Diversos artistas recorreram às redes sociais para se manifestar sobre a morte. A cantora e compositora Zélia Duncan compartihou com as hastags #VidasNegrasImportam” e “a culpa é do Witzel” a fala de Aílton Félix avô materno da menina, em que ele critica a forma como ela morreu: “Atirou na kombi e matou minha neta. Isso é confronto? A minha neta estava armada por acaso para levar um tiro”, indagou. “Estamos enojados com essa política de extermínio. Isso é necropolítica genocida. Parem”, postou o ator Fábio Assunção.

“Tem muitas camadas de Brasil, de preconceito e de desigualdade quando o avô de Ágatha grita revoltado no vídeo que eu vi consternado como cidadão brasileiro de que ‘ela fazia inglês e balé’. Essa frase é complexa, tendo sido dita num país tão racista e tão assassino”, escreveu Kleber Mendonça Filho, diretor dos filmes “Bacurau” e “Aquarius”. “Ontem na cidade que eu moro, uma menina de 8 anos foi assassinada a caminho de casa. Ágatha foi vítima de uma política assassina. Nada justifica a morte de uma criança. Quem consegue viver nessa cidade e achar isso normal? Quem consegue não se revoltar?” manifestou a atriz Leandra Leal.
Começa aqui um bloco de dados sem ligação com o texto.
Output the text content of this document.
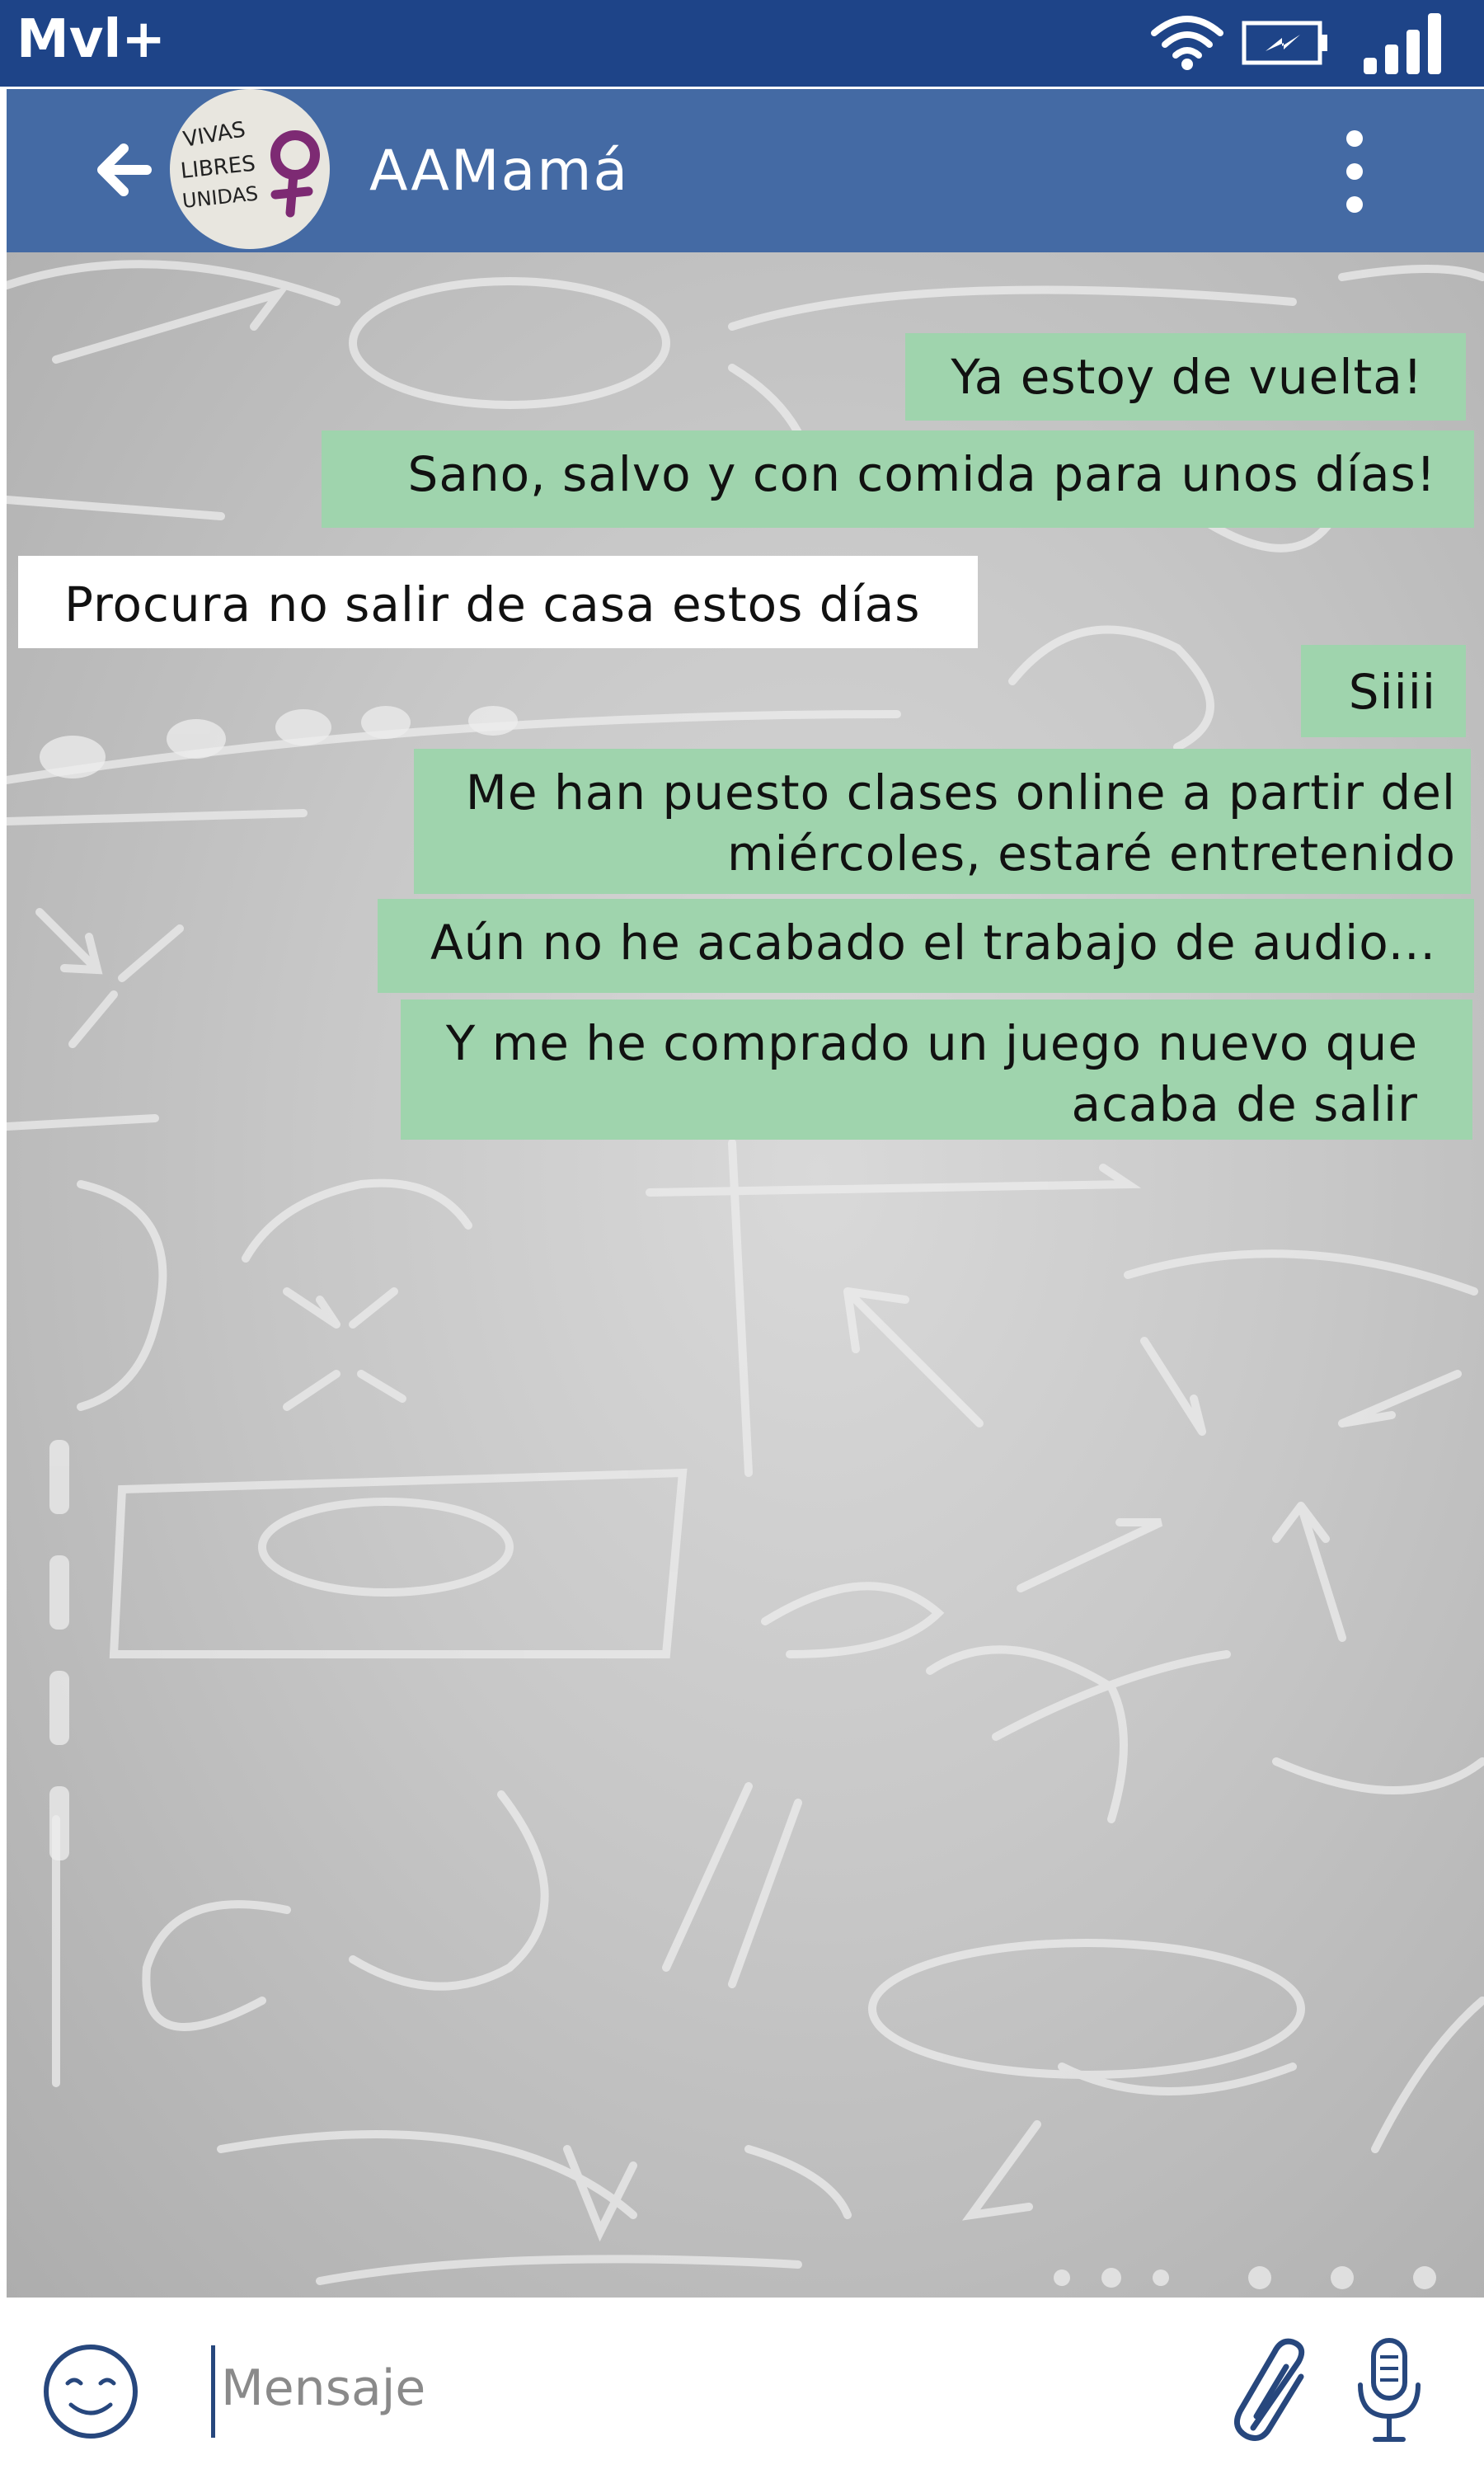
Mvl+
VIVAS
LIBRES
UNIDAS AAMamá
Ya estoy de vuelta!
Sano, salvo y con comida para unos días!
Procura no salir de casa estos días
Siiii
Me han puesto clases online a partir del miércoles, estaré entretenido
Aún no he acabado el trabajo de audio...
Y me he comprado un juego nuevo que acaba de salir
Mensaje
O roteirista e comediante Fábio Porchat compartilhou uma publicação do EXTRA sobre o caso e escreveu: “Se isso não te faz se revoltar com a atual administração do estado, eu não sei mais o que te falar.” A cantora Ludmilla também recorreu às redes sociais para se manifestar. “Toda solidariedade aos familiares da Ágatha, que tristeza cara”, postou a artista. “Um policial matar uma criança não gera qualquer comentário do PSL, do presidente, do governador ou do prefeito. Isso só vai acontecer se dois PMs homens se beijarem em público”, cobrou o youtuber Felipe Neto.